As everyone knows I’ve been doing The Lego Church Project for at least twenty-four years straight. It is something that I truly enjoy doing. The interactions with the people. The interviews I do online. All of joyful and important to what I do. Like with anything we enjoy doing we reach moments where we struggle. Sometimes those can be more often than we are willing to admit to ourselves. Moments of deep frustration that never seem to end.
Most who I run into don’t fully realize that I’m just a “one person operation. I’m a guy who is on a very fixed income so I mainly have to rely on word of mouth to tell people who I am. Self promotion is the only way to let people know because I don’t really pay for advertising. This can be extremely exhausting at times. Needless to say getting the word out that I even exist can be a challenge on top of everything else. However I am more than willing to try.
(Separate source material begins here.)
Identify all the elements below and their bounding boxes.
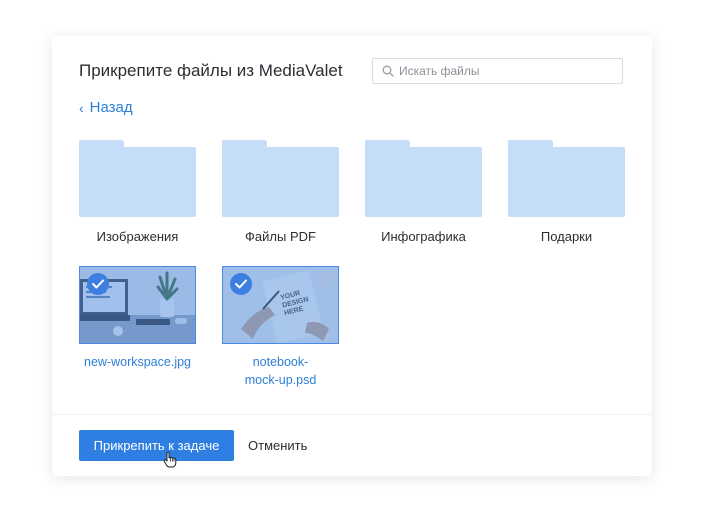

The public displays I often talk about can be very hard to come by. Reaching out to parishes can be a struggle. I really have this desire to share my creative talents with others. I want to be able to visit parishes and show my work in person. Or have visitors come out to the current location because the pictures I do share. Really don’t capture all the details very well. The lack of transportation on my end (given that I don’t drive) makes cold calling or even cold emailing parishes not always ideal. Since the parish that would host me would have to provide transportation and other consideration. I don’t have a lot of extra rides. I’m blessed enough to get to the store and to Mass. That’s about it right now.
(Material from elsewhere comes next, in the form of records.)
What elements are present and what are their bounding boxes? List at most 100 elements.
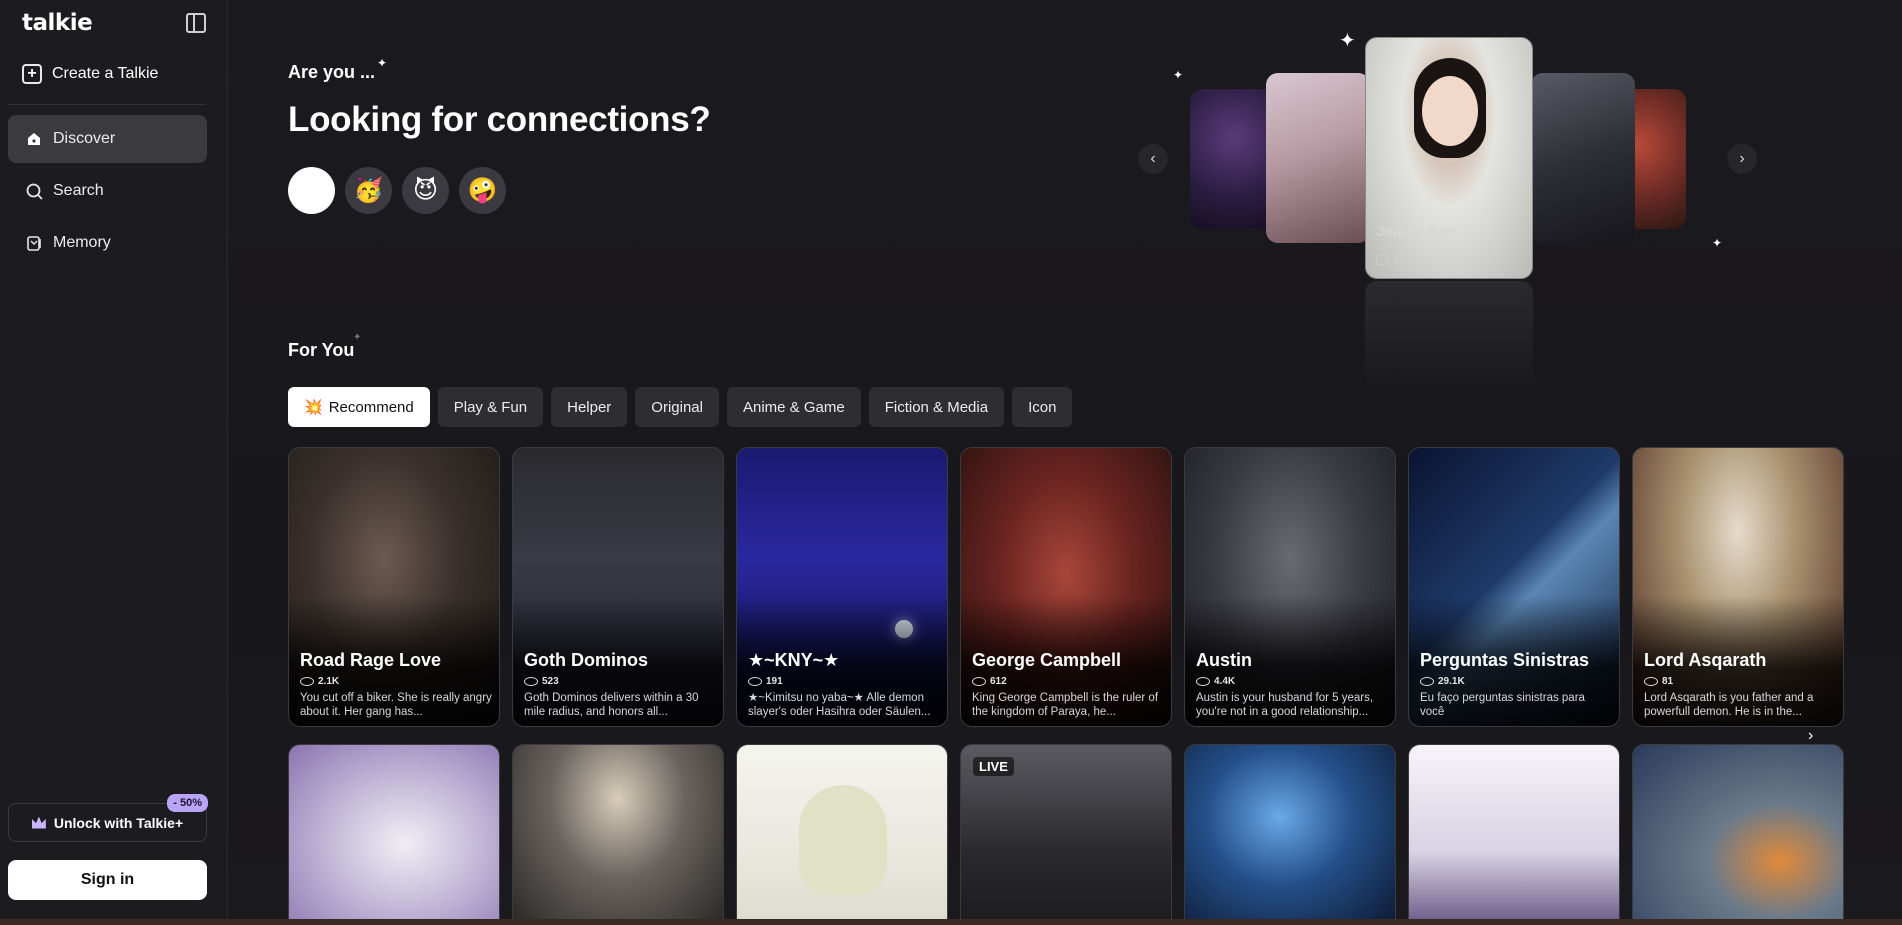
character-description: Eu faço perguntas sinistras para você [1420,692,1585,718]
sidebar-item-discover[interactable]: Discover [8,115,207,163]
character-card[interactable]: ★~KNY~★ 191 ★~Kimitsu no yaba~★ Alle dem… [736,447,948,727]
character-description: You cut off a biker. She is really angry… [300,692,492,718]
sidebar-item-memory[interactable]: Memory [8,219,207,267]
logo[interactable]: talkie [22,10,93,36]
featured-portrait-face [1422,76,1478,146]
sparkle-icon: ✦ [377,56,388,70]
filter-fiction-media[interactable]: Fiction & Media [868,387,1005,427]
character-count: 29.1K [1420,676,1465,687]
count-value: 29.1K [1438,676,1465,687]
carousel-card[interactable] [1190,89,1278,229]
recommend-icon: 💥 [304,399,323,416]
hero-headline: Looking for connections? [288,100,711,139]
create-talkie-label: Create a Talkie [52,65,159,82]
filter-play-fun[interactable]: Play & Fun [437,387,544,427]
category-filters: 💥 Recommend Play & Fun Helper Original An… [288,387,1073,427]
featured-count-value: 14.6K [1393,254,1422,266]
sidebar-collapse-icon[interactable] [186,13,206,33]
carousel-next-button[interactable]: › [1727,144,1757,174]
sidebar-item-search[interactable]: Search [8,167,207,215]
sign-in-button[interactable]: Sign in [8,860,207,900]
character-description: King George Campbell is the ruler of the… [972,692,1159,718]
sparkle-icon: ✦ [1712,236,1723,250]
count-value: 81 [1662,676,1674,687]
for-you-title: For You [288,340,355,360]
character-card[interactable] [512,744,724,924]
bottom-scrollbar[interactable] [0,919,1902,925]
featured-character-card[interactable]: Jennie Kim 14.6K [1365,37,1533,279]
sidebar: talkie + Create a Talkie Discover Search… [0,0,228,925]
featured-character-name: Jennie Kim [1376,223,1457,240]
character-name: Austin [1196,650,1252,670]
views-icon [300,677,314,686]
unlock-label: Unlock with Talkie+ [53,814,184,831]
character-description: ★~Kimitsu no yaba~★ Alle demon slayer's … [748,692,931,718]
views-icon [972,677,986,686]
mood-emoji-devil[interactable]: 😈 [402,167,449,214]
character-card[interactable]: Goth Dominos 523 Goth Dominos delivers w… [512,447,724,727]
main-content: Are you ... ✦ Looking for connections? 😍… [229,0,1902,925]
carousel-card[interactable] [1266,73,1370,243]
create-talkie-button[interactable]: + Create a Talkie [22,62,158,86]
character-name: George Campbell [972,650,1122,670]
carousel-prev-button[interactable]: ‹ [1138,144,1168,174]
row-next-chevron-icon[interactable]: › [1808,727,1813,745]
character-card[interactable]: George Campbell 612 King George Campbell… [960,447,1172,727]
sparkle-icon: ✦ [1173,68,1184,82]
views-icon [524,677,538,686]
character-card[interactable]: Road Rage Love 2.1K You cut off a biker.… [288,447,500,727]
character-card[interactable] [736,744,948,924]
character-count: 4.4K [1196,676,1235,687]
character-name: Goth Dominos [524,650,648,670]
discount-badge: - 50% [167,794,208,812]
filter-recommend[interactable]: 💥 Recommend [288,387,430,427]
filter-icon[interactable]: Icon [1012,387,1073,427]
plus-icon: + [22,64,42,84]
character-card[interactable] [1632,744,1844,924]
character-card[interactable]: Austin 4.4K Austin is your husband for 5… [1184,447,1396,727]
character-count: 612 [972,676,1007,687]
mood-emoji-zany[interactable]: 🤪 [459,167,506,214]
memory-icon [25,234,43,252]
character-count: 523 [524,676,559,687]
count-value: 612 [990,676,1007,687]
character-count: 81 [1644,676,1673,687]
character-card[interactable] [1184,744,1396,924]
count-value: 191 [766,676,783,687]
character-name: Lord Asqarath [1644,650,1767,670]
sparkle-icon: ✦ [1339,30,1356,52]
character-count: 191 [748,676,783,687]
character-description: Goth Dominos delivers within a 30 mile r… [524,692,699,718]
character-card[interactable]: LIVE [960,744,1172,924]
filter-label: Recommend [328,398,414,416]
mood-emoji-love[interactable]: 😍 [288,167,335,214]
sidebar-item-label: Search [53,182,104,199]
card-portrait [799,785,887,895]
views-icon [748,677,762,686]
unlock-talkie-plus-button[interactable]: Unlock with Talkie+ - 50% [8,794,208,842]
character-card[interactable]: Lord Asqarath 81 Lord Asqarath is you fa… [1632,447,1844,727]
character-card[interactable] [288,744,500,924]
live-badge: LIVE [973,757,1014,776]
mood-emoji-party[interactable]: 🥳 [345,167,392,214]
sparkle-icon: ✦ [353,332,362,343]
character-card[interactable]: Perguntas Sinistras 29.1K Eu faço pergun… [1408,447,1620,727]
crown-icon [31,816,46,829]
featured-character-count: 14.6K [1376,254,1422,266]
filter-anime-game[interactable]: Anime & Game [726,387,861,427]
filter-helper[interactable]: Helper [551,387,628,427]
count-value: 2.1K [318,676,340,687]
carousel-reflection [1365,281,1533,391]
character-count: 2.1K [300,676,339,687]
mood-selector: 😍 🥳 😈 🤪 [288,167,506,214]
filter-original[interactable]: Original [635,387,719,427]
sidebar-item-label: Memory [53,234,111,251]
discover-icon [25,130,43,148]
character-description: Lord Asqarath is you father and a powerf… [1644,692,1814,718]
character-card[interactable] [1408,744,1620,924]
character-row-1: Road Rage Love 2.1K You cut off a biker.… [288,447,1844,727]
character-name: ★~KNY~★ [748,650,840,670]
carousel-card[interactable] [1531,73,1635,243]
chat-icon [1376,255,1388,265]
character-row-2: LIVE [288,744,1844,924]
For Season 24 I’ve attempted to reach to as many parishes, places, and groups I can think of. Even the usual names that come up. Sadly those attempts at outreach have not developed anything so far. In any ministry or work that you do. You run into this kind of frustration often. Reaching a point where the desire to push though becomes extremely difficult. Self doubt comes into play because your wondering if what you are doing is having any kind of positive impact. If what you are doing is worth the endless challenge and frustration.
It might surprise people that I don’t get a lot of support for what I do. The the reality of things that I deal with. I enjoy going on podcasts and radio shows. I enjoy having the write ups done about me and my work. I love to share my story with others. I do this will full understanding that their is a good chance new doors will not be opened.
Those of us who do this kind of stuff know when we’ve hit a major roadblock. This year I’ve run into mine. You follow my social media posts you can tell it’s been an on going issue. I have yet to take Season 24 on the road and so far don’t have anything lined up for the summer. Self doubt has been a challenge to navigate lately. Combined with my very nature that does not like asking for help. This is an issue that I’ve always had to deal with. Not because of people saying no. Mainly because when I ask for help the only reply I get is silence.
When I get like this all I can do is seek out the Lord and pray for wisdom. To ride things out. Asking Him to send me somewhere with The Project. I will go where Lord is willing to send me. Even if I have no idea how it would work out.
Now I just need the Lord to put me on the right path.